Konkurrenz oder Geschwisterliebe? Wettlauf oder Wohlwollen? Wie ist es, wenn Geschwister künstlerisch aktiv sind? Natanael und Laetitia Megersa arbeiten beide als DJs – ein Gespräch über gegenseitige Unterstützung
Von Ornella Cosenza
Gerade eben hat sie elektronische Musik aufgelegt. Nicht vor einer Menschenmenge. Vor Monitoren. Nach diesem Livestream-Auftritt wählt sie sofort seine Nummer. Es ist einfach nicht so gelaufen, wie Laetitia sich das vorgestellt hatte. Ob jemand was gemerkt hat? Was war da nur los mit ihr? Tausend Gedanken springen ihr durch den Kopf. Sie ruft ihren Bruder Natanael an. „Alles gut“, sagt dieser dann am Telefon, „so was hatte ich auch schon, mir geht es manchmal genauso.“
Laetitia sagt später: „Es war, als würde ich die Musik einfach nicht mehr verstehen.“ Ein kleiner Aussetzer während des Streams, den aber wahrscheinlich nicht einmal jemand bemerkt hat. „Ich hatte den ganzen Tag Musik gehört, aber als ich dann los bin, um bei dem Livestream zu spielen, habe ich mich plötzlich gar nicht mehr gut vorbereitet gefühlt und mich total reingestresst“, sagt Laetitia. Als erstes musste sie dann einfach mit ihrem Bruder Natanael sprechen, der auch DJ ist. Das habe gut getan. „So was hat natürlich nicht jeder, einen Bruder, der das Gleiche macht und einen dann ganz genau versteht“, sagt sie.
Natanael Megersa, 29, und Laetitia Megersa 24, sind Geschwister und beide DJ. In der Münchner DJ-Szene kennt man ihre Namen gut.

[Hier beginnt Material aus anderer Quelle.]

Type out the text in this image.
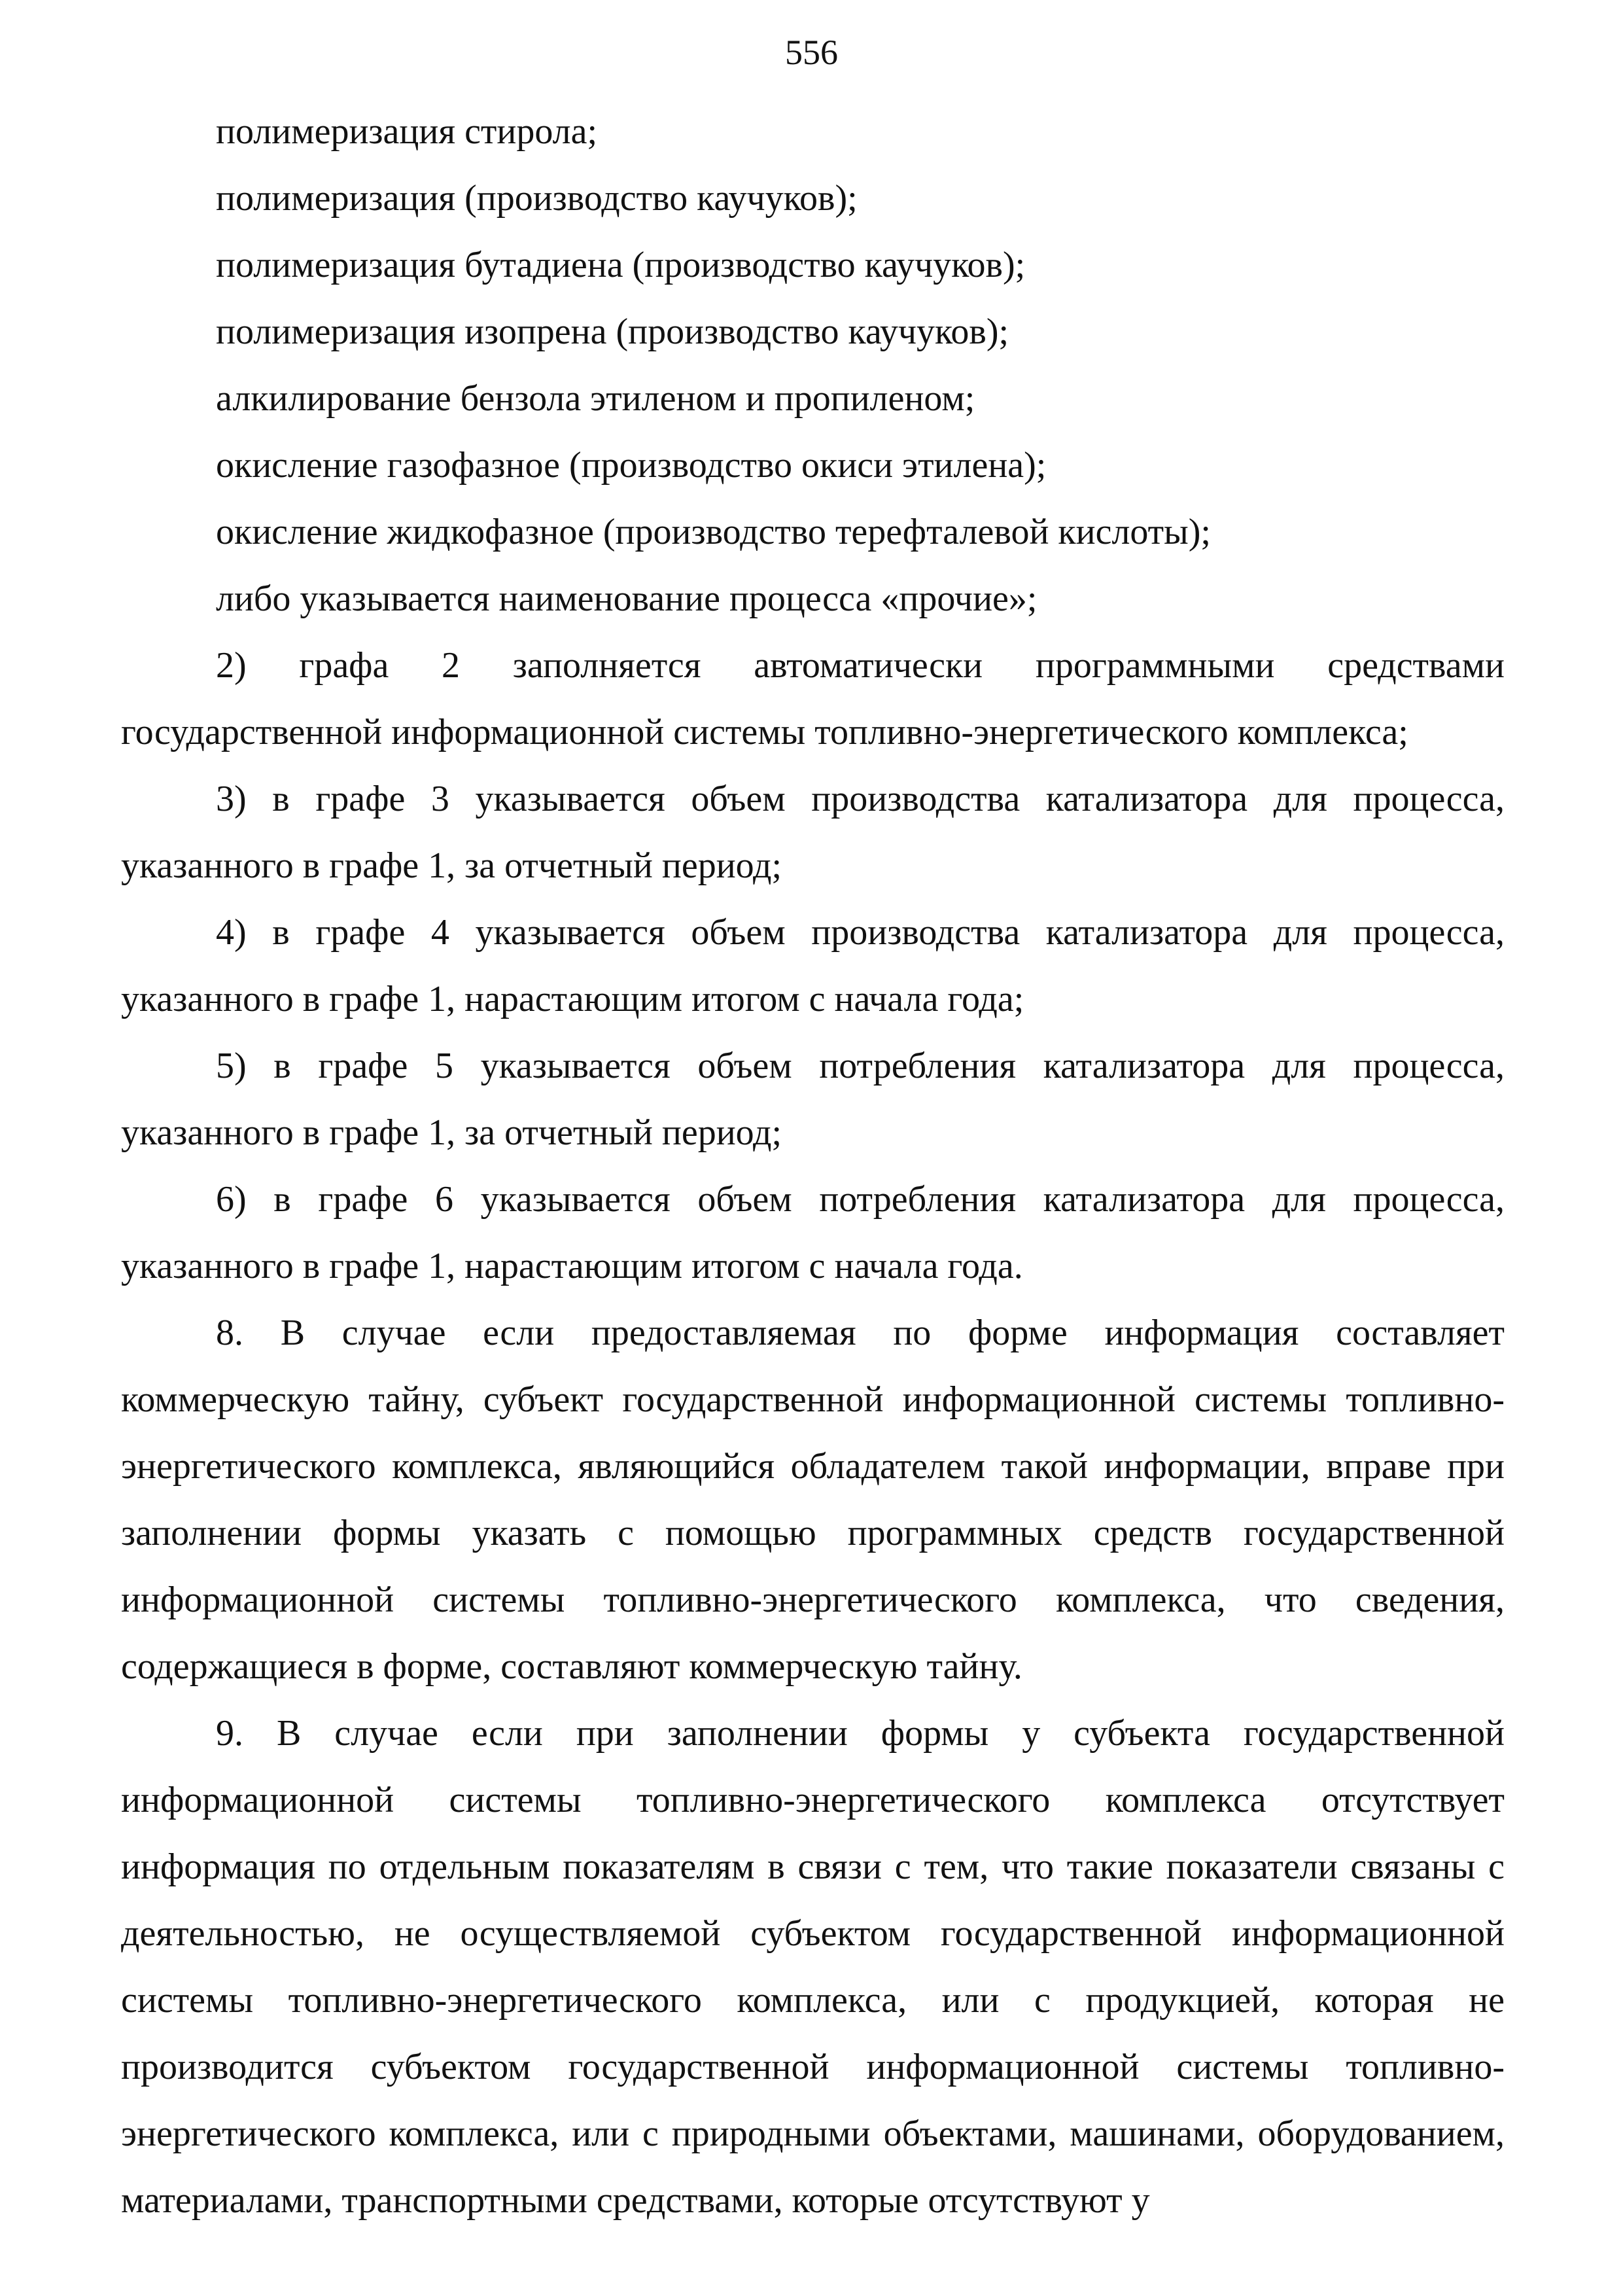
556
полимеризация стирола;
полимеризация (производство каучуков);
полимеризация бутадиена (производство каучуков);
полимеризация изопрена (производство каучуков);
алкилирование бензола этиленом и пропиленом;
окисление газофазное (производство окиси этилена);
окисление жидкофазное (производство терефталевой кислоты);
либо указывается наименование процесса «прочие»;

2) графа 2 заполняется автоматически программными средствами государственной информационной системы топливно-энергетического комплекса;

3) в графе 3 указывается объем производства катализатора для процесса, указанного в графе 1, за отчетный период;

4) в графе 4 указывается объем производства катализатора для процесса, указанного в графе 1, нарастающим итогом с начала года;

5) в графе 5 указывается объем потребления катализатора для процесса, указанного в графе 1, за отчетный период;

6) в графе 6 указывается объем потребления катализатора для процесса, указанного в графе 1, нарастающим итогом с начала года.

8. В случае если предоставляемая по форме информация составляет коммерческую тайну, субъект государственной информационной системы топливно-энергетического комплекса, являющийся обладателем такой информации, вправе при заполнении формы указать с помощью программных средств государственной информационной системы топливно-энергетического комплекса, что сведения, содержащиеся в форме, составляют коммерческую тайну.

9. В случае если при заполнении формы у субъекта государственной информационной системы топливно-энергетического комплекса отсутствует информация по отдельным показателям в связи с тем, что такие показатели связаны с деятельностью, не осуществляемой субъектом государственной информационной системы топливно-энергетического комплекса, или с продукцией, которая не производится субъектом государственной информационной системы топливно-энергетического комплекса, или с природными объектами, машинами, оборудованием, материалами, транспортными средствами, которые отсутствуют у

Wie ist das aber, wenn bei Geschwistern beide künstlerisch aktiv sind? Und wie ist es im Fall von Natanael und Laetitia, wenn beide als DJs arbeiten? Konkurrenz oder Geschwisterliebe? Wettlauf oder Wohlwollen? Und: Was macht das eigentlich mit der Geschwister-Beziehung?
„Also, ich weiß nicht, wie das wäre, wenn Natanael jetzt Banker wäre“, sagt Laetitia und lacht. Schon früh hatte ihr Bruder alles auf eine Karte gesetzt. Hat eine Lehre abgebrochen, um seinen Traum vom DJ-Dasein zu verwirklichen. Es ist ihm gelungen. Heute ist er hauptberuflich DJ. Laetitia hingegen steckt noch mitten im Bühnenbildstudium und macht zusätzlich elektronische Musik.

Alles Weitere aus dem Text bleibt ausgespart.